Ронни, например, который в свои девятнадцать был самым старшим из всех, вообще считал, что ничего не выйдет.
— Но ты же согласился, — недоумевал Эд. — Ты же деньги дал.
— Конечно. Но ведь и ты играешь в Вегасе вовсе не потому, что тебе нужны деньги. Ты, может, даже и не надеешься на выигрыш. Но ставку делаешь. И если ты не законченный идиот, то ты делаешь ставку просто ради игры. Просто чтобы посмотреть, что будет. Просто ради кайфа. Так и здесь. Да только ставки-то не высоки.

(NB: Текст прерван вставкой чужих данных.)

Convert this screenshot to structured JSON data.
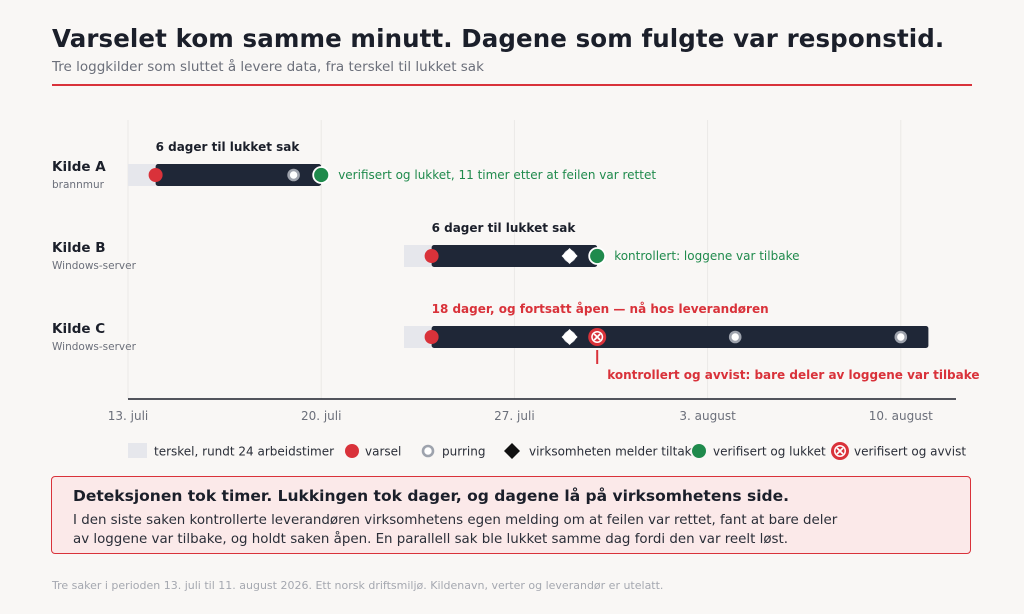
{
  "header": {
    "title": "Varselet kom samme minutt. Dagene som fulgte var responstid.",
    "subtitle": "Tre loggkilder som sluttet å levere data, fra terskel til lukket sak"
  },
  "colors": {
    "accent": "#d9323a",
    "bar": "#1f2737",
    "threshold": "#e6e7ec",
    "green": "#1f8a4c",
    "ring": "#9ea3ad",
    "axis": "#1b1f2a"
  },
  "chart_data": {
    "type": "timeline",
    "x_axis": {
      "ticks": [
        "2026-07-13",
        "2026-07-20",
        "2026-07-27",
        "2026-08-03",
        "2026-08-10"
      ],
      "tick_labels": [
        "13. juli",
        "20. juli",
        "27. juli",
        "3. august",
        "10. august"
      ],
      "range": [
        "2026-07-13",
        "2026-08-14"
      ]
    },
    "grid": "vertical",
    "rows": [
      {
        "name": "Kilde A",
        "sub": "brannmur",
        "threshold_start": "2026-07-13",
        "alert": "2026-07-14",
        "closed": "2026-07-20",
        "reminders": [
          "2026-07-19"
        ],
        "action": "2026-07-20",
        "end_marker": "verified_closed",
        "duration_label": "6 dager til lukket sak",
        "duration_status": "closed",
        "end_note": "verifisert og lukket, 11 timer etter at feilen var rettet",
        "end_note_color": "green"
      },
      {
        "name": "Kilde B",
        "sub": "Windows-server",
        "threshold_start": "2026-07-23",
        "alert": "2026-07-24",
        "closed": "2026-07-30",
        "reminders": [
          "2026-07-29"
        ],
        "action": "2026-07-29",
        "end_marker": "verified_closed",
        "duration_label": "6 dager til lukket sak",
        "duration_status": "closed",
        "end_note": "kontrollert: loggene var tilbake",
        "end_note_color": "green"
      },
      {
        "name": "Kilde C",
        "sub": "Windows-server",
        "threshold_start": "2026-07-23",
        "alert": "2026-07-24",
        "bar_end": "2026-08-11",
        "reminders": [
          "2026-07-29",
          "2026-08-04",
          "2026-08-10"
        ],
        "action": "2026-07-29",
        "rejected": "2026-07-30",
        "end_marker": "open",
        "duration_label": "18 dager, og fortsatt åpen — nå hos leverandøren",
        "duration_status": "open",
        "reject_note": "kontrollert og avvist: bare deler av loggene var tilbake"
      }
    ],
    "legend": [
      {
        "key": "threshold",
        "label": "terskel, rundt 24 arbeidstimer"
      },
      {
        "key": "alert",
        "label": "varsel"
      },
      {
        "key": "reminder",
        "label": "purring"
      },
      {
        "key": "action",
        "label": "virksomheten melder tiltak"
      },
      {
        "key": "verified_closed",
        "label": "verifisert og lukket"
      },
      {
        "key": "verified_rejected",
        "label": "verifisert og avvist"
      }
    ],
    "legend_position": "bottom"
  },
  "callout": {
    "title": "Deteksjonen tok timer. Lukkingen tok dager, og dagene lå på virksomhetens side.",
    "body": "I den siste saken kontrollerte leverandøren virksomhetens egen melding om at feilen var rettet, fant at bare deler av loggene var tilbake, og holdt saken åpen. En parallell sak ble lukket samme dag fordi den var reelt løst."
  },
  "footnote": "Tre saker i perioden 13. juli til 11. august 2026. Ett norsk driftsmiljø. Kildenavn, verter og leverandør er utelatt."
}
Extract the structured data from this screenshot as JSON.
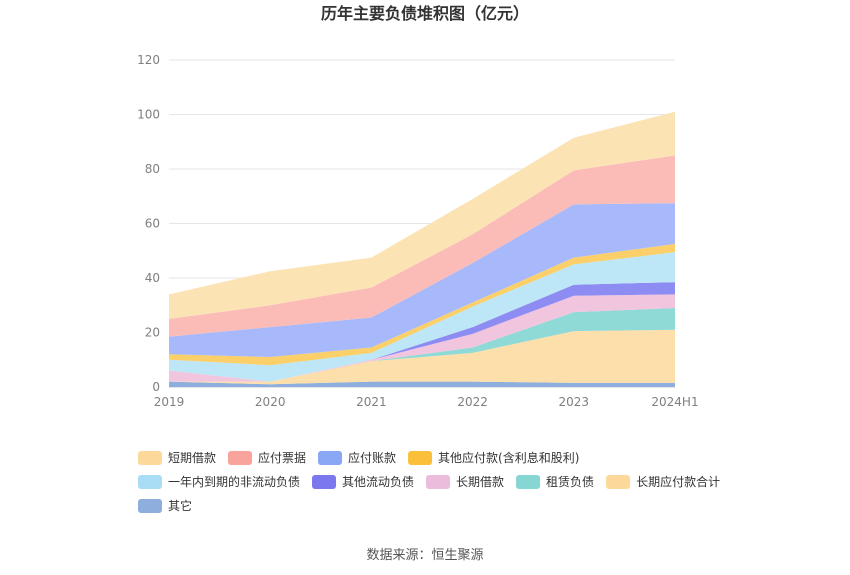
{
  "chart_data": {
    "type": "area",
    "stacked": true,
    "title": "历年主要负债堆积图（亿元）",
    "categories": [
      "2019",
      "2020",
      "2021",
      "2022",
      "2023",
      "2024H1"
    ],
    "ylim": [
      0,
      120
    ],
    "yticks": [
      0,
      20,
      40,
      60,
      80,
      100,
      120
    ],
    "grid": true,
    "series": [
      {
        "name": "其它",
        "color": "#8eaedd",
        "values": [
          2,
          1,
          2,
          2,
          1.5,
          1.5
        ]
      },
      {
        "name": "长期应付款合计",
        "color": "#fcdfaa",
        "values": [
          0,
          1,
          7.5,
          10.5,
          19,
          19.5
        ]
      },
      {
        "name": "租赁负债",
        "color": "#8fd9d7",
        "values": [
          0,
          0,
          0,
          2,
          7,
          8
        ]
      },
      {
        "name": "长期借款",
        "color": "#f2c5df",
        "values": [
          4,
          0,
          0.5,
          5,
          6,
          5
        ]
      },
      {
        "name": "其他流动负债",
        "color": "#8c8cf2",
        "values": [
          0,
          0,
          0,
          2.5,
          4,
          4.5
        ]
      },
      {
        "name": "一年内到期的非流动负债",
        "color": "#bde6f7",
        "values": [
          4,
          6,
          2.5,
          7.5,
          7.5,
          11
        ]
      },
      {
        "name": "其他应付款(含利息和股利)",
        "color": "#fbd06b",
        "values": [
          2,
          3,
          2,
          1.5,
          2.5,
          3
        ]
      },
      {
        "name": "应付账款",
        "color": "#a7b9fa",
        "values": [
          6.5,
          11,
          11,
          14.5,
          19.5,
          15
        ]
      },
      {
        "name": "应付票据",
        "color": "#fbbcb8",
        "values": [
          6.5,
          8,
          11,
          10.5,
          12.5,
          17.5
        ]
      },
      {
        "name": "短期借款",
        "color": "#fce3b4",
        "values": [
          9,
          12.5,
          11,
          13,
          12,
          16
        ]
      }
    ],
    "legend": {
      "position": "bottom-left",
      "items": [
        {
          "name": "短期借款",
          "color": "#fcd89a"
        },
        {
          "name": "应付票据",
          "color": "#f8a39b"
        },
        {
          "name": "应付账款",
          "color": "#8aa7f5"
        },
        {
          "name": "其他应付款(含利息和股利)",
          "color": "#fbc03a"
        },
        {
          "name": "一年内到期的非流动负债",
          "color": "#a9dcf5"
        },
        {
          "name": "其他流动负债",
          "color": "#7b78ee"
        },
        {
          "name": "长期借款",
          "color": "#ebbcdc"
        },
        {
          "name": "租赁负债",
          "color": "#86d6d3"
        },
        {
          "name": "长期应付款合计",
          "color": "#fcd89a"
        },
        {
          "name": "其它",
          "color": "#8eaedd"
        }
      ]
    }
  },
  "footer": {
    "source": "数据来源：恒生聚源"
  }
}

— Это еще почему? — спросил Эд.
— Из-за Мерри, — сказал Ронни. — Она еще совсем ребенок. Сколько ей? Пятнадцать? Шестнадцать? Да к тому же учти, сколько лет она проторчала в школе на Востоке.
— Да ведь она одна погоды не сделает, — возразил Гарри.
— Но она может все дело испортить. Если есть девчонка, которая не захочет ввязываться в такое дело, за ней откажутся все остальные. По-моему, это то же самое, что играть в стрип-покер.
— Э, да это же отличный способ начать, — заметил Эд. — Этот самый стрип-покер.
— Ну да! Точно! — воскликнул Билл.
— Только машина не заведется, — сказал Ронни.
— Тогда что же ты предлагаешь им сказать? Давай придумаем, как исключить Мерри.
— Я об этом еще не думал, — сказал Ронни. — К тому же у нее здоровенные сиськи.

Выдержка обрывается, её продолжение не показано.